Since The Original Series (called TOS by fans) was pulled in 1969, fans lobbied Paramount Studios for a sequel. In 1987, Star Trek the Next Generation aired. It's often called TNG, and stars Patrick Stewart as Captain Pickard.

Deep Space Nine followed, as did a series called Star Trek Voyager, and another called Star Trek Enterprise, the only other Star Trek series to be cancelled in less than 5 seasons.

Fans have projected all sorts of sociopolitical meanings onto "Star Trek" in the decades since it first aired.

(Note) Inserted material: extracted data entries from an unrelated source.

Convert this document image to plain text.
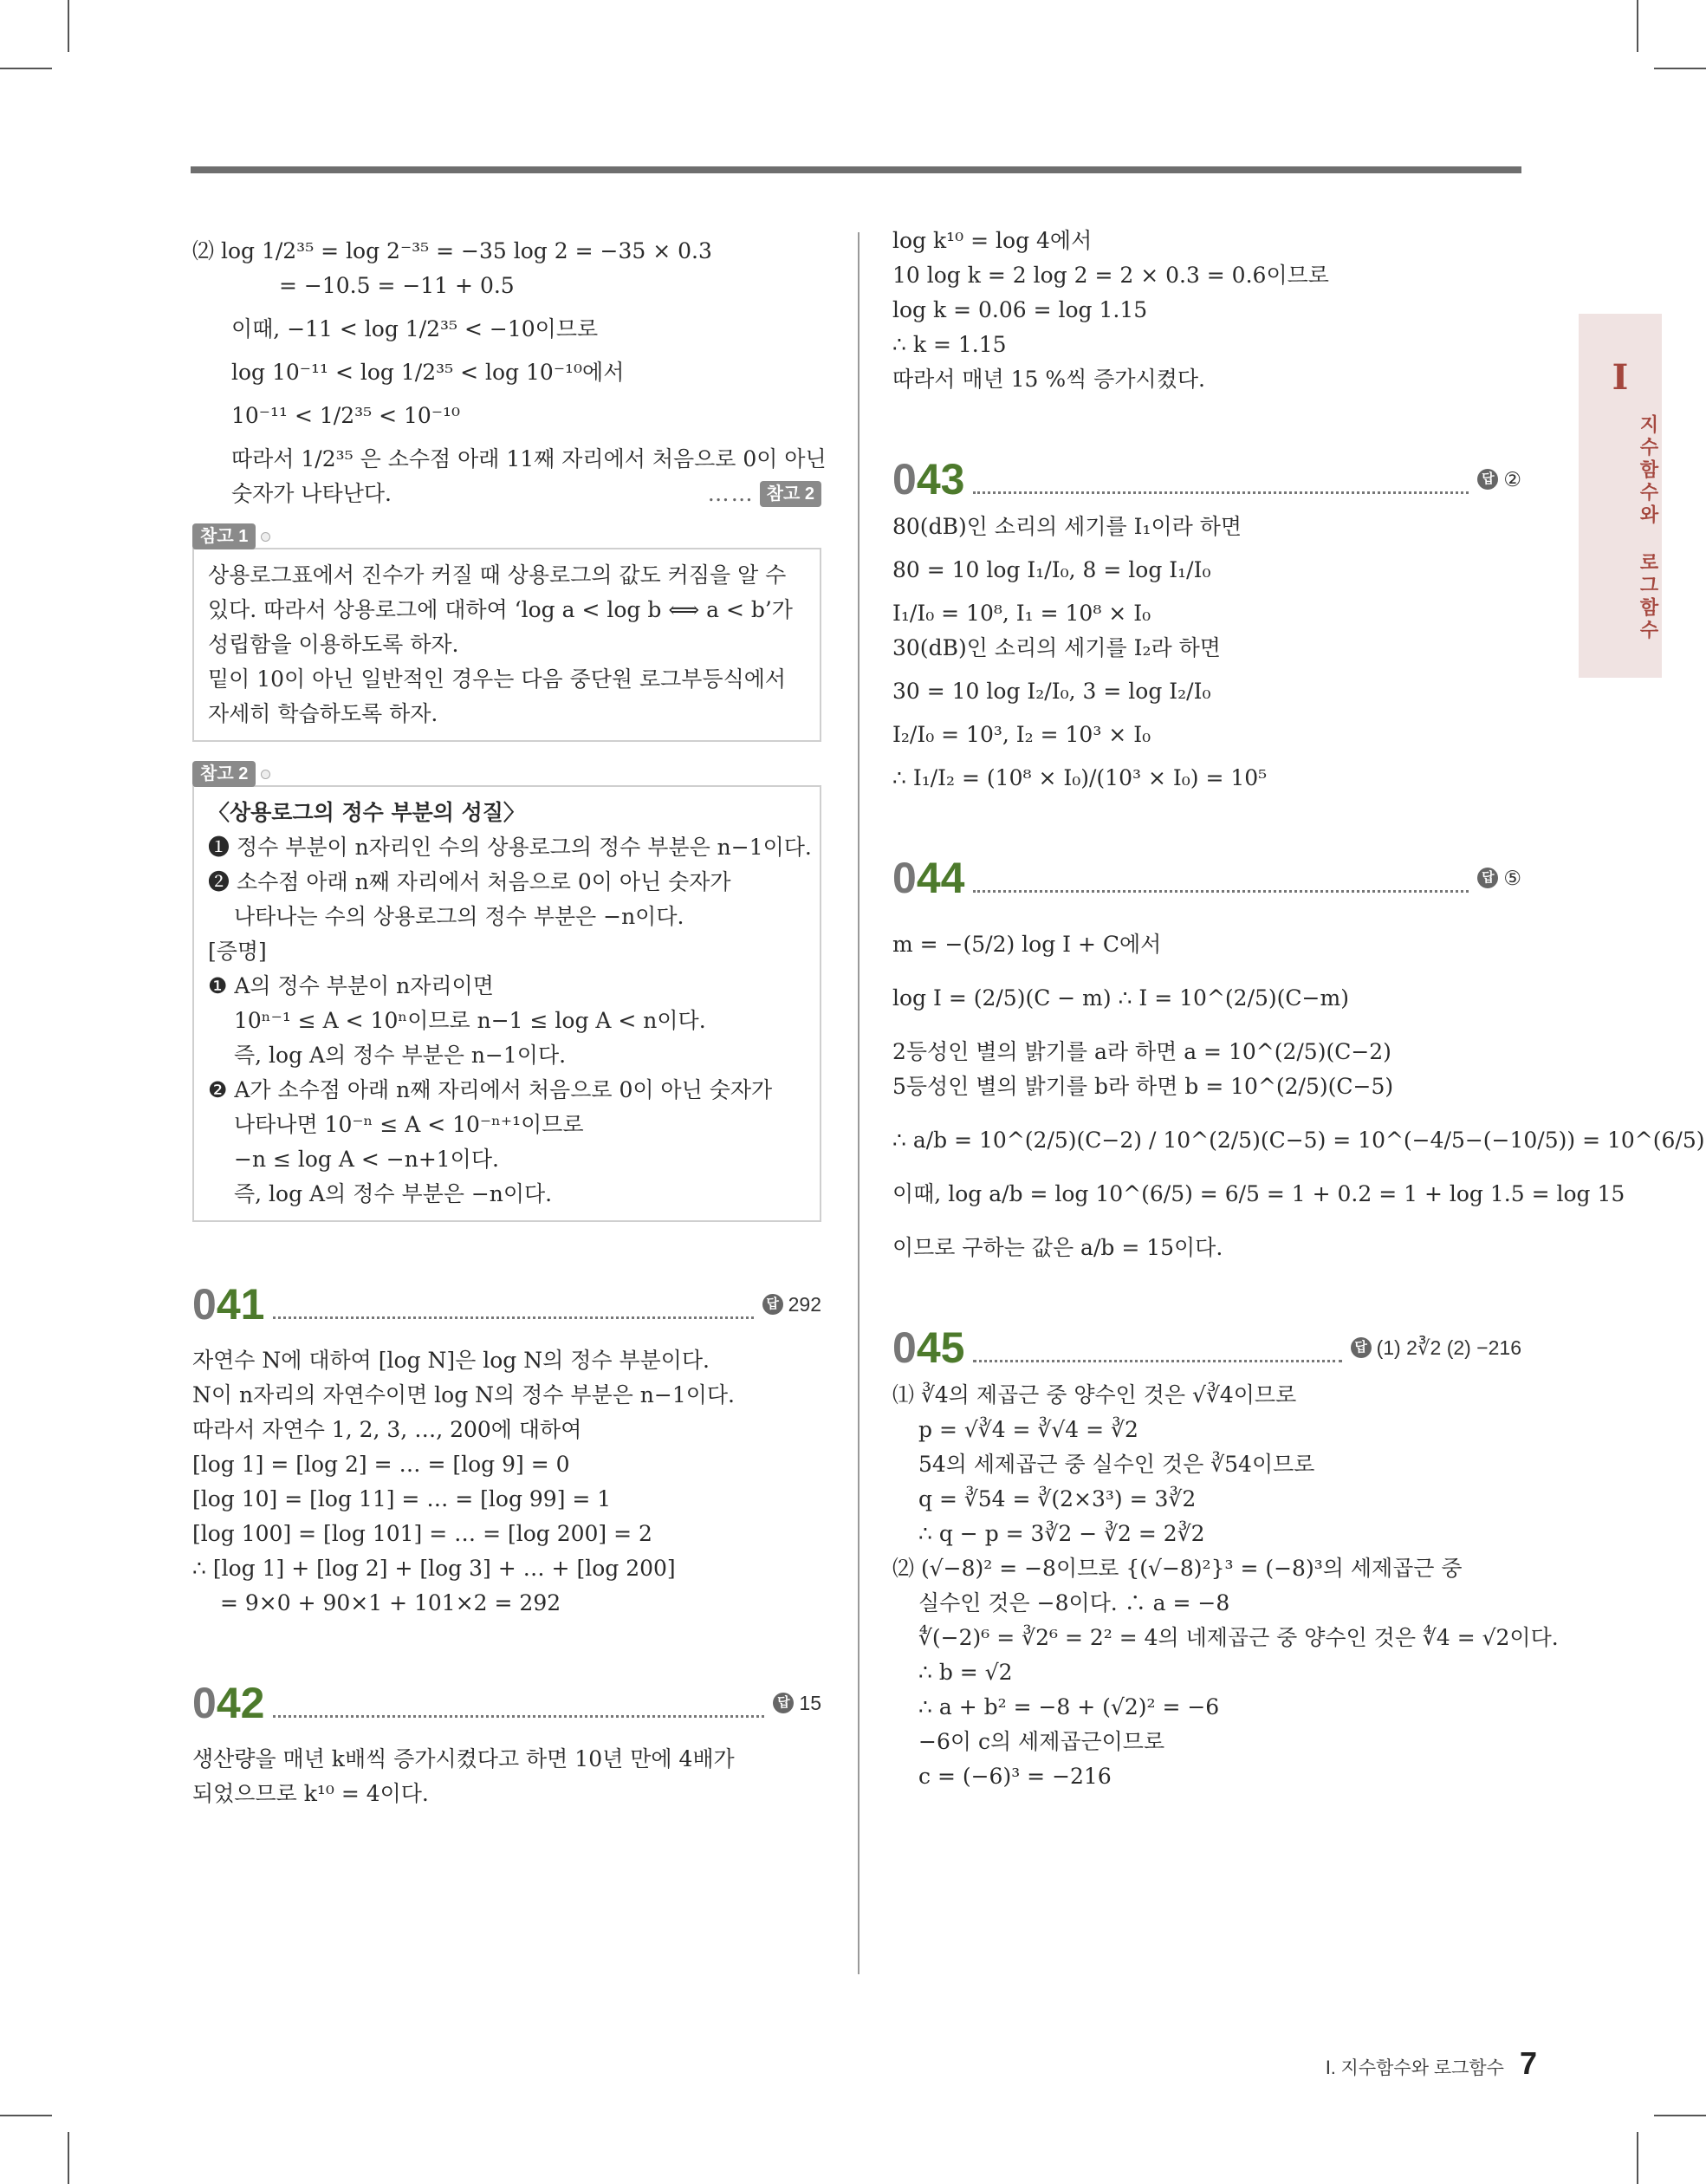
I
지수함수와 로그함수

⑵ log 1/2³⁵ = log 2⁻³⁵ = −35 log 2 = −35 × 0.3

= −10.5 = −11 + 0.5

이때, −11 < log 1/2³⁵ < −10이므로

log 10⁻¹¹ < log 1/2³⁵ < log 10⁻¹⁰에서

10⁻¹¹ < 1/2³⁵ < 10⁻¹⁰

따라서 1/2³⁵ 은 소수점 아래 11째 자리에서 처음으로 0이 아닌

숫자가 나타난다.	…… 참고 2

참고 1

상용로그표에서 진수가 커질 때 상용로그의 값도 커짐을 알 수

있다. 따라서 상용로그에 대하여 ‘log a < log b ⟺ a < b’가

성립함을 이용하도록 하자.

밑이 10이 아닌 일반적인 경우는 다음 중단원 로그부등식에서

자세히 학습하도록 하자.

참고 2

〈상용로그의 정수 부분의 성질〉

❶ 정수 부분이 n자리인 수의 상용로그의 정수 부분은 n−1이다.

❷ 소수점 아래 n째 자리에서 처음으로 0이 아닌 숫자가

나타나는 수의 상용로그의 정수 부분은 −n이다.

[증명]

❶ A의 정수 부분이 n자리이면

10ⁿ⁻¹ ≤ A < 10ⁿ이므로 n−1 ≤ log A < n이다.

즉, log A의 정수 부분은 n−1이다.

❷ A가 소수점 아래 n째 자리에서 처음으로 0이 아닌 숫자가

나타나면 10⁻ⁿ ≤ A < 10⁻ⁿ⁺¹이므로

−n ≤ log A < −n+1이다.

즉, log A의 정수 부분은 −n이다.

041	답 292

자연수 N에 대하여 [log N]은 log N의 정수 부분이다.

N이 n자리의 자연수이면 log N의 정수 부분은 n−1이다.

따라서 자연수 1, 2, 3, …, 200에 대하여

[log 1] = [log 2] = … = [log 9] = 0

[log 10] = [log 11] = … = [log 99] = 1

[log 100] = [log 101] = … = [log 200] = 2

∴ [log 1] + [log 2] + [log 3] + … + [log 200]

= 9×0 + 90×1 + 101×2 = 292

042	답 15

생산량을 매년 k배씩 증가시켰다고 하면 10년 만에 4배가

되었으므로 k¹⁰ = 4이다.

log k¹⁰ = log 4에서

10 log k = 2 log 2 = 2 × 0.3 = 0.6이므로

log k = 0.06 = log 1.15

∴ k = 1.15

따라서 매년 15 %씩 증가시켰다.

043	답 ②

80(dB)인 소리의 세기를 I₁이라 하면

80 = 10 log I₁/I₀, 8 = log I₁/I₀

I₁/I₀ = 10⁸, I₁ = 10⁸ × I₀

30(dB)인 소리의 세기를 I₂라 하면

30 = 10 log I₂/I₀, 3 = log I₂/I₀

I₂/I₀ = 10³, I₂ = 10³ × I₀

∴ I₁/I₂ = (10⁸ × I₀)/(10³ × I₀) = 10⁵

044	답 ⑤

m = −(5/2) log I + C에서

log I = (2/5)(C − m) ∴ I = 10^(2/5)(C−m)

2등성인 별의 밝기를 a라 하면 a = 10^(2/5)(C−2)

5등성인 별의 밝기를 b라 하면 b = 10^(2/5)(C−5)

∴ a/b = 10^(2/5)(C−2) / 10^(2/5)(C−5) = 10^(−4/5−(−10/5)) = 10^(6/5)

이때, log a/b = log 10^(6/5) = 6/5 = 1 + 0.2 = 1 + log 1.5 = log 15

이므로 구하는 값은 a/b = 15이다.

045	답 (1) 2∛2 (2) −216

⑴ ∛4의 제곱근 중 양수인 것은 √∛4이므로

p = √∛4 = ∛√4 = ∛2

54의 세제곱근 중 실수인 것은 ∛54이므로

q = ∛54 = ∛(2×3³) = 3∛2

∴ q − p = 3∛2 − ∛2 = 2∛2

⑵ (√−8)² = −8이므로 {(√−8)²}³ = (−8)³의 세제곱근 중

실수인 것은 −8이다. ∴ a = −8

∜(−2)⁶ = ∛2⁶ = 2² = 4의 네제곱근 중 양수인 것은 ∜4 = √2이다.

∴ b = √2

∴ a + b² = −8 + (√2)² = −6

−6이 c의 세제곱근이므로

c = (−6)³ = −216

Ⅰ. 지수함수와 로그함수 7
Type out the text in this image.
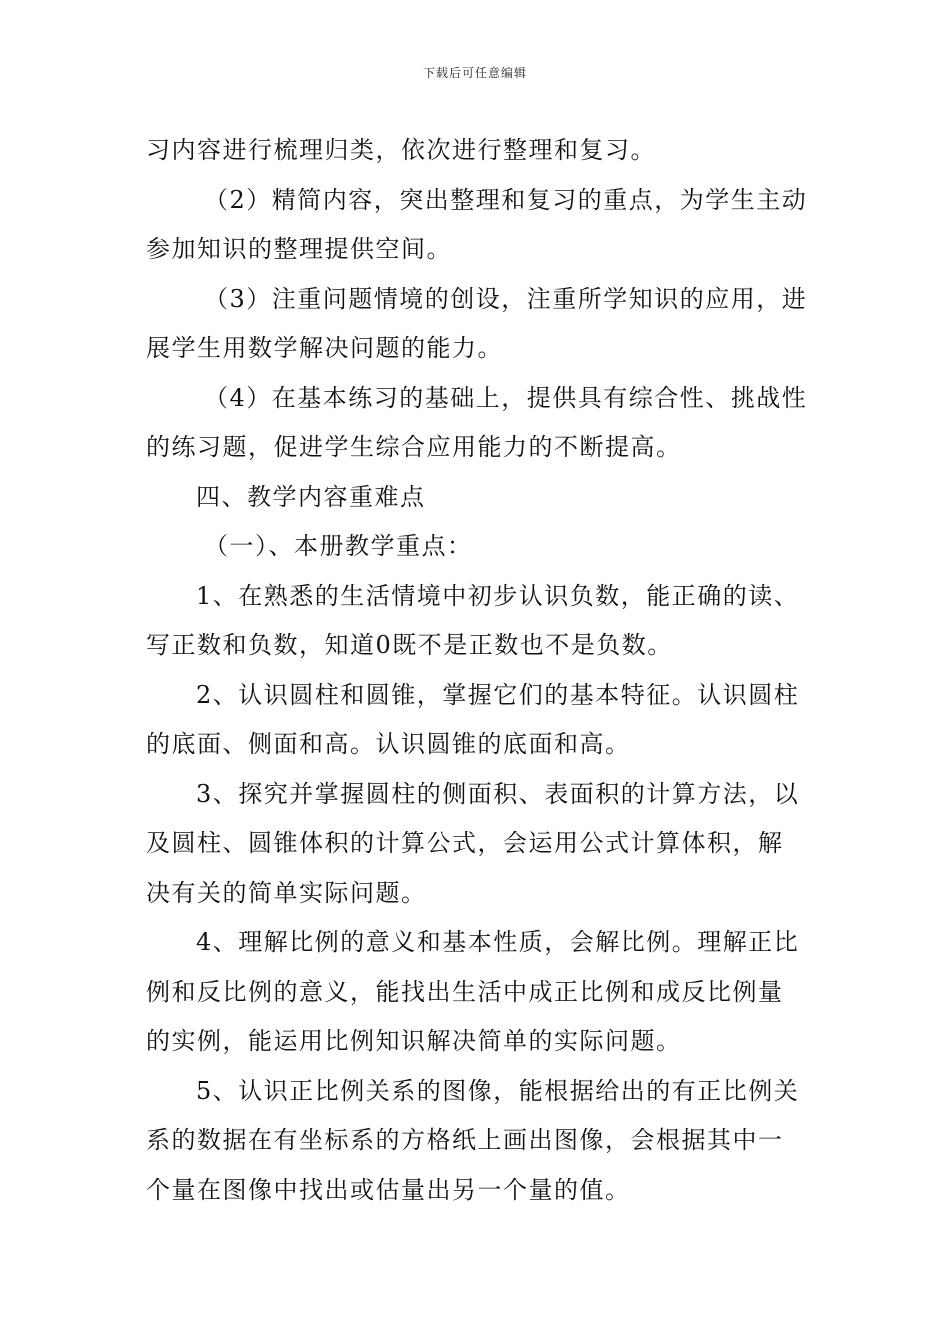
下载后可任意编辑

习内容进行梳理归类，依次进行整理和复习。

（2）精简内容，突出整理和复习的重点，为学生主动

参加知识的整理提供空间。

（3）注重问题情境的创设，注重所学知识的应用，进

展学生用数学解决问题的能力。

（4）在基本练习的基础上，提供具有综合性、挑战性

的练习题，促进学生综合应用能力的不断提高。

四、教学内容重难点

（一）、本册教学重点：

1、在熟悉的生活情境中初步认识负数，能正确的读、

写正数和负数，知道0既不是正数也不是负数。

2、认识圆柱和圆锥，掌握它们的基本特征。认识圆柱

的底面、侧面和高。认识圆锥的底面和高。

3、探究并掌握圆柱的侧面积、表面积的计算方法，以

及圆柱、圆锥体积的计算公式，会运用公式计算体积，解

决有关的简单实际问题。

4、理解比例的意义和基本性质，会解比例。理解正比

例和反比例的意义，能找出生活中成正比例和成反比例量

的实例，能运用比例知识解决简单的实际问题。

5、认识正比例关系的图像，能根据给出的有正比例关

系的数据在有坐标系的方格纸上画出图像，会根据其中一

个量在图像中找出或估量出另一个量的值。
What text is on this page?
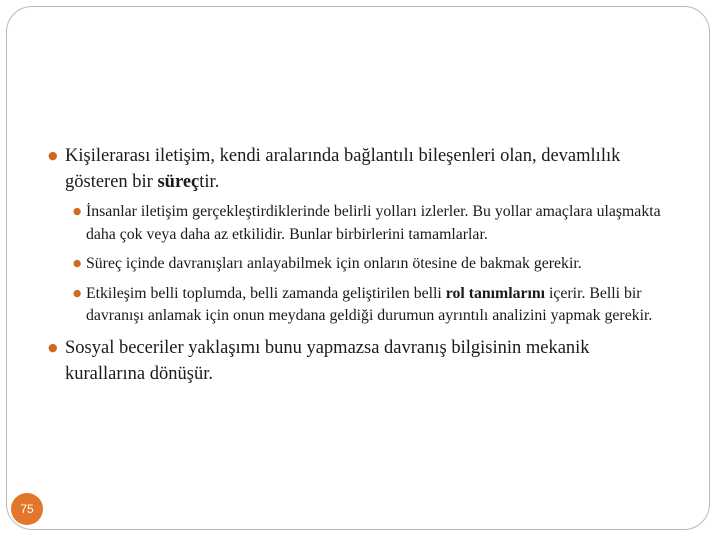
● Kişilerarası iletişim, kendi aralarında bağlantılı bileşenleri olan, devamlılık gösteren bir süreçtir.
● İnsanlar iletişim gerçekleştirdiklerinde belirli yolları izlerler. Bu yollar amaçlara ulaşmakta daha çok veya daha az etkilidir. Bunlar birbirlerini tamamlarlar.
● Süreç içinde davranışları anlayabilmek için onların ötesine de bakmak gerekir.
● Etkileşim belli toplumda, belli zamanda geliştirilen belli rol tanımlarını içerir. Belli bir davranışı anlamak için onun meydana geldiği durumun ayrıntılı analizini yapmak gerekir.
● Sosyal beceriler yaklaşımı bunu yapmazsa davranış bilgisinin mekanik kurallarına dönüşür.
75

Chris Pine in Star Trek beyond, plays iconic Captain Kirk

Citing the importance of Vasquez Rocks, Steve Lopez writes: "Star Trek" fans can recall Kirk staring in confused wonder as one of the loves of his life, Ruth, inexplicably emerges among the rocks on planet Omicron Delta, ostensibly many light years from Earth, in "Shore Leave." In the same episode, Kirk engages in a rough-and-tumble brawl around the rocks' distinctive angles and crevasses with a trouble-making upperclassman who used to taunt him at Star Fleet Academy.

And then of course, there was the Gorn. Lately he has appeared with Bill Shatner on YouTube, both of them watching TV while enjoying a bowl of chips together. I'd like to tell you she misses Nimoy but I know it's not true.

I did notice that in addition to giving likes and hearts out on Facebook today, you also could give an item Shatner's live long and prosper her and gesture, which she borrowed from the Rabbi at his show. Not making this up. It's the Priestly Blessing on high holidays and that's where Nimoy himself says he got the Vulcan hand gesture.

" when I was in law school my career was to be a legal affairs specialist for Starfleet" tweeted Greg Richardson.